Pâte de coing recette grand-mère : la méthode parfaite

La pâte de coing recette grand-mère repose sur un principe simple : cuire longuement la purée de coing avec autant de sucre que de fruit, jusqu’à obtenir une pâte ferme, parfumée et découpable. Cette confiserie maison n’a pas pris une ride. Elle sent bon l’automne, les cuisines chaudes et les après-midis passés à remuer une bassine sur le feu.

Avant d’entrer dans le vif du sujet, voici ce que vous allez découvrir dans cet article :

  • les ingrédients et le matériel vraiment utiles
  • la méthode grand-mère étape par étape, avec les bons repères de cuisson
  • comment récupérer la gelée de coing en même temps, sans travail supplémentaire
  • les erreurs classiques à éviter et les astuces peu connues
  • comment conserver et déguster la pâte jusqu’aux fêtes de fin d’année

Prenez le temps de lire chaque étape. La pâte de coing demande de la patience, pas de la technique.


Qu’est-ce que la pâte de coing recette grand-mère ?

La pâte de coing est une confiserie traditionnelle à base de purée de coing et de sucre, cuite jusqu’à consistance solide. Elle appartient à la famille des pâtes de fruits, au même titre que la pâte de pomme ou de prune. La version grand-mère désigne une recette transmise de génération en génération, sans additif ni gélifiant artificiel. Elle repose uniquement sur la pectine naturelle du fruit, sur la chaleur et sur le temps. Beaucoup de familles la préparent pour Noël, souvent en même temps que la gelée de coing, à partir du même lot de fruits.


Pourquoi la pâte de coing est une confiserie traditionnelle d’automne

Le coing mûrit entre septembre et novembre.
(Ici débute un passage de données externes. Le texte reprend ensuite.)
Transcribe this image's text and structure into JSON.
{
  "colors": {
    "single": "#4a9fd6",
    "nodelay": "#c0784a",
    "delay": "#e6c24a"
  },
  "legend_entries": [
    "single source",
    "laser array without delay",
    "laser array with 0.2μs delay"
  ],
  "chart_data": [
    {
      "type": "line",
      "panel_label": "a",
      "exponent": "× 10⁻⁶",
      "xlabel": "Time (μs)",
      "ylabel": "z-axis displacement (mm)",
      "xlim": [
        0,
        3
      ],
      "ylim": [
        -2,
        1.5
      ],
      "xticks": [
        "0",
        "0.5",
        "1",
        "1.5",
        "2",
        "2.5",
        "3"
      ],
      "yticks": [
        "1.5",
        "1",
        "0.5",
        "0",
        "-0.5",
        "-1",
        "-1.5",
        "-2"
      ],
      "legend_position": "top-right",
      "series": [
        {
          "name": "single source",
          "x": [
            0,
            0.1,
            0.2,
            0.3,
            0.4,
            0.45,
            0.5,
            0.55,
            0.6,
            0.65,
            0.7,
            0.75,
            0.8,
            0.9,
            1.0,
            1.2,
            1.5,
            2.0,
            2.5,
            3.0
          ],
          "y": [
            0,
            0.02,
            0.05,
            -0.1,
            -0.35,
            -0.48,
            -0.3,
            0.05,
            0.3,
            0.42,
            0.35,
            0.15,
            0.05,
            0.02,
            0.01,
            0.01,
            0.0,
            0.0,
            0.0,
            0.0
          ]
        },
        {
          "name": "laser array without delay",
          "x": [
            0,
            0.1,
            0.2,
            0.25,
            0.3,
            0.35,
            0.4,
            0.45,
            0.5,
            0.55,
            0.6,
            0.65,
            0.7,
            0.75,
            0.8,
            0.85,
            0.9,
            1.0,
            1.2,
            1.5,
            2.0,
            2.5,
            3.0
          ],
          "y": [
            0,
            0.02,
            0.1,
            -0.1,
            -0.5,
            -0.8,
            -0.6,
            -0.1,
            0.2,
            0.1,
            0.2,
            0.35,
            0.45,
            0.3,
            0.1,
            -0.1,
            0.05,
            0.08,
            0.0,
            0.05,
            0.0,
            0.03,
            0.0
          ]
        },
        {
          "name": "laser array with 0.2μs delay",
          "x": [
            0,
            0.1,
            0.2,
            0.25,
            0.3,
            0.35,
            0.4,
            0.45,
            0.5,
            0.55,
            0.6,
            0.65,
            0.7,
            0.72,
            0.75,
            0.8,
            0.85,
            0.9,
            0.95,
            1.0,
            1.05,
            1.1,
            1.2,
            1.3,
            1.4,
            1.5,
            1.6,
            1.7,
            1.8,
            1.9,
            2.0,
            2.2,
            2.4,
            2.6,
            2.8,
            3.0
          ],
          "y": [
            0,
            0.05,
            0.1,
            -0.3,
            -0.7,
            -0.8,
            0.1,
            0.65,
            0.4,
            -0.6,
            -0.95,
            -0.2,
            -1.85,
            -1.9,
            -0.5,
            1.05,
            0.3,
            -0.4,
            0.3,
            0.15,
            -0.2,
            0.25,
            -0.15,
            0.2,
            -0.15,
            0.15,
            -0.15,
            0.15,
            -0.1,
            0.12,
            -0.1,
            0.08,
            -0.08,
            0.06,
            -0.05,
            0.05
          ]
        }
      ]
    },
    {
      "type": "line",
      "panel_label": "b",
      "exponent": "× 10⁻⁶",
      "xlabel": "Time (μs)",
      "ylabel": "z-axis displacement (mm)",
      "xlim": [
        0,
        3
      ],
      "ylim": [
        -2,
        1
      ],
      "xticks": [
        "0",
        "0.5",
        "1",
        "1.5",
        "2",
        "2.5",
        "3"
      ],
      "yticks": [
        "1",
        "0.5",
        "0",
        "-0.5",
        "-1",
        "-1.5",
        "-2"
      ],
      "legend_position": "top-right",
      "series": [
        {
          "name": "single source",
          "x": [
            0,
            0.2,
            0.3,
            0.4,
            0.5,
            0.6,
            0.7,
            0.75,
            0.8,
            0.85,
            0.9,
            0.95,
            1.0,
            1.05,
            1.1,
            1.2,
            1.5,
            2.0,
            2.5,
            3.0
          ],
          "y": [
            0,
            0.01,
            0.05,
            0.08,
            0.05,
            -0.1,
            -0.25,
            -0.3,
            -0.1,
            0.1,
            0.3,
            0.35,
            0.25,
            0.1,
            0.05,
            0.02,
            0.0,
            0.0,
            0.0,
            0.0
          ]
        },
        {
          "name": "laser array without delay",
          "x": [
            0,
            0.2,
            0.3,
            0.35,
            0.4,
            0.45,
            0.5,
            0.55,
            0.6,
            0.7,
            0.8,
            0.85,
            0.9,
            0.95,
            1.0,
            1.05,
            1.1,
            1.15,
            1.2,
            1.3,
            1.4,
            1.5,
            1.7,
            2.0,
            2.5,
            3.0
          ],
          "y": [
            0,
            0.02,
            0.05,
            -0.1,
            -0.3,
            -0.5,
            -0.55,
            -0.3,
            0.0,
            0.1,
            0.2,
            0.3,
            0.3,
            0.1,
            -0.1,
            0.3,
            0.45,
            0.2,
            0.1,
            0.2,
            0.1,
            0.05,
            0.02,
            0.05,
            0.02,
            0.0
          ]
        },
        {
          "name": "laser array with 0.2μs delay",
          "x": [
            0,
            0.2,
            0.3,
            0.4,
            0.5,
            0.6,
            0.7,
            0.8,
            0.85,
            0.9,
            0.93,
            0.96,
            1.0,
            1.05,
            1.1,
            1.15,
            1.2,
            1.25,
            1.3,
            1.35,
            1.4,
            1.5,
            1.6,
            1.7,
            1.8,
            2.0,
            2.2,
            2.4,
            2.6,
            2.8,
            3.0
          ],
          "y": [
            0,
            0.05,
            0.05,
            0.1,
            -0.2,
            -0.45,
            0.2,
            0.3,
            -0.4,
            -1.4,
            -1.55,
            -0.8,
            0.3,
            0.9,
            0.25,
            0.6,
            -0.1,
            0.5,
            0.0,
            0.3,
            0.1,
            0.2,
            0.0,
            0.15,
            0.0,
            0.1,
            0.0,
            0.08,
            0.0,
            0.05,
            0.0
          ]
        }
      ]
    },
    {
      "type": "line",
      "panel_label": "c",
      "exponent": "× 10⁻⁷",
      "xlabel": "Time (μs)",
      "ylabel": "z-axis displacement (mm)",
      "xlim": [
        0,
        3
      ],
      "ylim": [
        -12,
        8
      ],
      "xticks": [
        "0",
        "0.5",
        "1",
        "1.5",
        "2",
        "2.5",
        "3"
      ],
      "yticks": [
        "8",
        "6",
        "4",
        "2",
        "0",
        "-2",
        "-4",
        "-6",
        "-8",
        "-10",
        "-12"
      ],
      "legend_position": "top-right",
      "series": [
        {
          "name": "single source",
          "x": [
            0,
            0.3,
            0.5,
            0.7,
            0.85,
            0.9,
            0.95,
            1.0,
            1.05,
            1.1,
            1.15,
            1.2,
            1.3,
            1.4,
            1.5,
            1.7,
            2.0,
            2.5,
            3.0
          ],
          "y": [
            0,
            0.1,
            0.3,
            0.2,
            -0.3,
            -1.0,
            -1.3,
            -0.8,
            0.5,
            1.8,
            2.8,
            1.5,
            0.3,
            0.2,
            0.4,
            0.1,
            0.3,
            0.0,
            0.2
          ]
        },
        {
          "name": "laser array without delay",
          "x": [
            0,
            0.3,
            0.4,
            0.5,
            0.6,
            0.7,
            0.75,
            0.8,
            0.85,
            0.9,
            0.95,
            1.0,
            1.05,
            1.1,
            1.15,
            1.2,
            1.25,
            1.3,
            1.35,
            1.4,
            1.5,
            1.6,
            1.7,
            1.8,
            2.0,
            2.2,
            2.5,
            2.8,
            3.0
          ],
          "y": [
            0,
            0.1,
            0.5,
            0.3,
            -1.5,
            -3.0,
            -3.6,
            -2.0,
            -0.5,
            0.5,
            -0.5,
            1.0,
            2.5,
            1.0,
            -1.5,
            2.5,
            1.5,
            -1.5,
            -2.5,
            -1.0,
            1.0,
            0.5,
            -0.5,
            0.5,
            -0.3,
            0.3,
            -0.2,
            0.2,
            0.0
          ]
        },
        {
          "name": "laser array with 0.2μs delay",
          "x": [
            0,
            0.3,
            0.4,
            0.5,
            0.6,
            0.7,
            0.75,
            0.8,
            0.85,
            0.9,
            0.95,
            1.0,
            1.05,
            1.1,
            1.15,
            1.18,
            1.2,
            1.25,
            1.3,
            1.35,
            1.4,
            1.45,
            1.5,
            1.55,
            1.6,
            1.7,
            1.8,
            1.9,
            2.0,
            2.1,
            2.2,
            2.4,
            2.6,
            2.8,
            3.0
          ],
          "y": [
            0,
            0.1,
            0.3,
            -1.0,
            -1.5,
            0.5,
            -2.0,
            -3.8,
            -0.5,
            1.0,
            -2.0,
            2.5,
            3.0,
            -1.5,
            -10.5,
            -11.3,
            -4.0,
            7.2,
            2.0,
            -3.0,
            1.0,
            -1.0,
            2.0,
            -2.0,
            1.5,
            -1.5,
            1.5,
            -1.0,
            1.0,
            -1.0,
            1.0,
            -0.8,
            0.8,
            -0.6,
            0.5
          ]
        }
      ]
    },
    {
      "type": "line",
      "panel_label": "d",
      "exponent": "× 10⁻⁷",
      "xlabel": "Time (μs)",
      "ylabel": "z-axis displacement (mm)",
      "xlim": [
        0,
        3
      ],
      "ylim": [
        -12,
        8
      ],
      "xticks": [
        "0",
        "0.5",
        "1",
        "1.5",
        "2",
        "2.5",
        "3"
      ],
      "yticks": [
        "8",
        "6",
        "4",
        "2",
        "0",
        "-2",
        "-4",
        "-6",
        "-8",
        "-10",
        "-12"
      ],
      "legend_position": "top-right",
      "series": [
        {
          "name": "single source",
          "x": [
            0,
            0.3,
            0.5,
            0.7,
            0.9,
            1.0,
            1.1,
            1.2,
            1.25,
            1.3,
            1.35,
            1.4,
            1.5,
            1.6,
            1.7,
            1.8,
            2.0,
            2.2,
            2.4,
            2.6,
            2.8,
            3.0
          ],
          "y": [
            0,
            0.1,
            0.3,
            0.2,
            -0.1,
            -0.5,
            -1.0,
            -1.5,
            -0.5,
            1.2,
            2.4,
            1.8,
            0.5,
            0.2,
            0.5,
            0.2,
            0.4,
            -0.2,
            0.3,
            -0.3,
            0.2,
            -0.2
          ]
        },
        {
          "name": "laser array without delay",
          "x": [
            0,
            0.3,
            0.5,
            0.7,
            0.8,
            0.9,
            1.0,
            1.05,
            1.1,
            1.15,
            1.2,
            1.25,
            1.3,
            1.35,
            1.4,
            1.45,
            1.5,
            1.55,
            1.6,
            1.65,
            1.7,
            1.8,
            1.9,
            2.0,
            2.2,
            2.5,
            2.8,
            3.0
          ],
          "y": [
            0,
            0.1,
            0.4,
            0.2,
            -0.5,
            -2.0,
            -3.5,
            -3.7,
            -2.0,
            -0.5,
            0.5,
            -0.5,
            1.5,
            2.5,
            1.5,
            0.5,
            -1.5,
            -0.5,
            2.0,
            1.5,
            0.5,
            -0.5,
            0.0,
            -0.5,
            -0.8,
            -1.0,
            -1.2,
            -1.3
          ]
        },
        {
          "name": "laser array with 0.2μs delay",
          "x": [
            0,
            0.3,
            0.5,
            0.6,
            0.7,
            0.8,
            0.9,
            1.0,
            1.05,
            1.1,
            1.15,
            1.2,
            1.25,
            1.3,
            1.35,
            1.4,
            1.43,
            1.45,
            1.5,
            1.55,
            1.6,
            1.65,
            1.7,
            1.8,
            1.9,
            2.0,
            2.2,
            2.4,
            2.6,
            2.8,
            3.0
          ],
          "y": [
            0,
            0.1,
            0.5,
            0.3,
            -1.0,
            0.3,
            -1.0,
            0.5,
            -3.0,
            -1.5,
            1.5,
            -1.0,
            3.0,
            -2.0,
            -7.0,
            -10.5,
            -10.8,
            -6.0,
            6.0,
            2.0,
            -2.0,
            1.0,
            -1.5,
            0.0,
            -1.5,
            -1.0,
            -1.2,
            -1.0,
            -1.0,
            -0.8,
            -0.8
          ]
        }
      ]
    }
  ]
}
C’est un fruit de saison courte, très parfumé, impossible à manger cru. Sa chair dense et astringente se transforme à la cuisson en une pulpe dorée, fondante et sucrée. Sa teneur naturelle en pectine, supérieure à celle de la pomme, le rend idéal pour les confitures, gelées et pâtes de fruits. Un kilo de coings frais contient environ 1 à 1,5 g de pectine pour 100 g de chair, ce qui suffit à faire prendre la préparation sans ajout. C’est cette richesse naturelle qui a fait du coing l’ingrédient phare des confiseries d’automne depuis des siècles.


Les ingrédients simples pour réussir une pâte de coing maison

La recette ne demande presque rien. C’est sa force.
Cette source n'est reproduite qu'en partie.